Kwik dikenal luas sebagai Menteri Perencanaan Pembangunan Nasional/Kepala Bappenas di era Presiden Abdurrahman Wahid dan Menteri Koordinator Perekonomian di masa Presiden Megawati Soekarnoputri.
Ia juga pernah menjadi anggota Dewan Pertimbangan Agung dan Dewan Perwakilan Daerah, mencerminkan kiprahnya yang panjang dalam dunia kebijakan publik.
Konsisten Menolak Liberalisasi Ekonomi yang Berlebihan
Sejak masa Orde Baru hingga era Reformasi, Kwik dikenal sebagai intelektual publik yang berpikir dan bertindak berdasarkan kebenaran, bahkan jika harus berseberangan dengan kekuasaan dan status quo.
Ia dikenal sebagai salah satu kritikus utama terhadap liberalisasi ekonomi yang berlebihan dan campur tangan asing dalam kebijakan ekonomi Indonesia.

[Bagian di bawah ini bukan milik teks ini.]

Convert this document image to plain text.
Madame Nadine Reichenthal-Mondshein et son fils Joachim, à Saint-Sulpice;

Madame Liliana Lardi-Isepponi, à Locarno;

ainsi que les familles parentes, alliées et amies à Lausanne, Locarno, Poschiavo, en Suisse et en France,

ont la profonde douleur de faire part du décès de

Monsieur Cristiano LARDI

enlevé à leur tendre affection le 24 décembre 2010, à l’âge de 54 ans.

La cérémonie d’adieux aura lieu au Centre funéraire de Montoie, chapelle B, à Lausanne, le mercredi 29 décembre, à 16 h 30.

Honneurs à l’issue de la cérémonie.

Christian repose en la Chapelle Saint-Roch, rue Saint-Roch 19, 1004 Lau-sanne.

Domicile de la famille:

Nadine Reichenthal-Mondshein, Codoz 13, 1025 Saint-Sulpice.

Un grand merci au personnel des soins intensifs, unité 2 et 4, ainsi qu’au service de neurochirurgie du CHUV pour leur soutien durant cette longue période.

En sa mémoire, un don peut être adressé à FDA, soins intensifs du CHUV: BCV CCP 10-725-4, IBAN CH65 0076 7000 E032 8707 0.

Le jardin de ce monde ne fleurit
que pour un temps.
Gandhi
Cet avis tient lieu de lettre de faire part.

Dalam menghadapi krisis moneter 1997–1998, Kwik menjadi salah satu suara terkeras yang menolak pendekatan neoliberal yang dipaksakan oleh IMF.

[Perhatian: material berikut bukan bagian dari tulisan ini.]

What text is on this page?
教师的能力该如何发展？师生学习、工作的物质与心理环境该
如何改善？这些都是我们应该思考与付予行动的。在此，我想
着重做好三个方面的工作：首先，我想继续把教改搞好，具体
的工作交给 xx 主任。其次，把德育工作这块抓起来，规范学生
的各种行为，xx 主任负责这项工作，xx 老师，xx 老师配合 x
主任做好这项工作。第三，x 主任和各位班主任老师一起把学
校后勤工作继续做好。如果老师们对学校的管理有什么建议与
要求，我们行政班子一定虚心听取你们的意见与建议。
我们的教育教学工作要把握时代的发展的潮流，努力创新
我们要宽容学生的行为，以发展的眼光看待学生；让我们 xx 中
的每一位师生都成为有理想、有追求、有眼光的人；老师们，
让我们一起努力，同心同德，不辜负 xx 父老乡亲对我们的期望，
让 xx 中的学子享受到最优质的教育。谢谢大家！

Ia menekankan pentingnya kedaulatan ekonomi nasional dan menuntut solusi yang berpihak kepada rakyat miskin dan pelaku usaha kecil.

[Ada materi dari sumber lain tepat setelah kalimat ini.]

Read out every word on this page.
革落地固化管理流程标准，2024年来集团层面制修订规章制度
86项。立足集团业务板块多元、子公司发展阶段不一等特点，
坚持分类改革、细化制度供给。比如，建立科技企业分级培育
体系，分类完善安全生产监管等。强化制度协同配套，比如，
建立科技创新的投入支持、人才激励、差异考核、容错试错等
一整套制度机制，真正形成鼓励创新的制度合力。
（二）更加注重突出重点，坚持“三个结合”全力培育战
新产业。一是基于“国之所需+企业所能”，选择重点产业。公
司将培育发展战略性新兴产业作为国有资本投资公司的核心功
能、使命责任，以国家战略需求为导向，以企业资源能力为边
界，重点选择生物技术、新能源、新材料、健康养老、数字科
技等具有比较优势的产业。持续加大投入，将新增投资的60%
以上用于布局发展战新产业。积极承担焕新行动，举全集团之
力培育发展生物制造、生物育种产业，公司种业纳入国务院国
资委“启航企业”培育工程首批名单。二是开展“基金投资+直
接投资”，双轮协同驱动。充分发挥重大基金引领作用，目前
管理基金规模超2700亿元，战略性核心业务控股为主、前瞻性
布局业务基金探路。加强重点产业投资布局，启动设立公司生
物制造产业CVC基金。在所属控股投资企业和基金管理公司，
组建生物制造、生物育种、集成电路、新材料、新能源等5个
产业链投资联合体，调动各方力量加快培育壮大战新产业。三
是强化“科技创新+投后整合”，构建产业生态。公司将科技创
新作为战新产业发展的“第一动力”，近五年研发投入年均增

Sebagai Menko Perekonomian pada 2001–2004, ia menolak privatisasi BUMN secara membabi buta, mendorong renegosiasi utang luar negeri, dan menekankan efisiensi dalam penggunaan anggaran pembangunan.
Ia juga menggagas penyusunan Rencana Pembangunan Nasional secara partisipatif dan menerapkan sistem evaluasi berbasis kinerja pada proyek-proyek pemerintah.
Intelektual yang Tak Gentar Hadapi Tekanan Politik
Kwik lahir pada 11 Januari 1935 di Juwana, Jawa Tengah, dan menempuh pendidikan ekonomi di Nederlands Economische Hogeschool, Rotterdam, yang kini dikenal sebagai Erasmus University.
Sepulang ke Indonesia, ia mendirikan Lembaga Manajemen Fakultas Ekonomi Universitas Indonesia (LM FEUI), menandai kontribusinya dalam dunia pendidikan tinggi dan manajemen ekonomi.
Hingga masa tuanya, Kwik tetap aktif mengajar, menulis di berbagai media, dan menyuarakan pandangan kritisnya melalui forum-forum akademik maupun media sosial.
Prof. Sri Edi Swasono menyebut Kwik sebagai "intelektual sejati yang tak silau kekuasaan dan tak goyah oleh tekanan politik."
Ekonom Faisal Basri menyebutnya sebagai "benteng terakhir dari suara nurani ekonomi Indonesia", sementara Rizal Ramli menyatakan bahwa dalam berbagai perdebatan, Kwik selalu mengedepankan logika dan data, bukan kepentingan politik.
Kwik Kian Gie dianggap sebagai jembatan langka antara ilmu pengetahuan dan kebijakan publik, yang dalam sepanjang hidupnya tetap konsisten membela kedaulatan ekonomi dan kepentingan rakyat.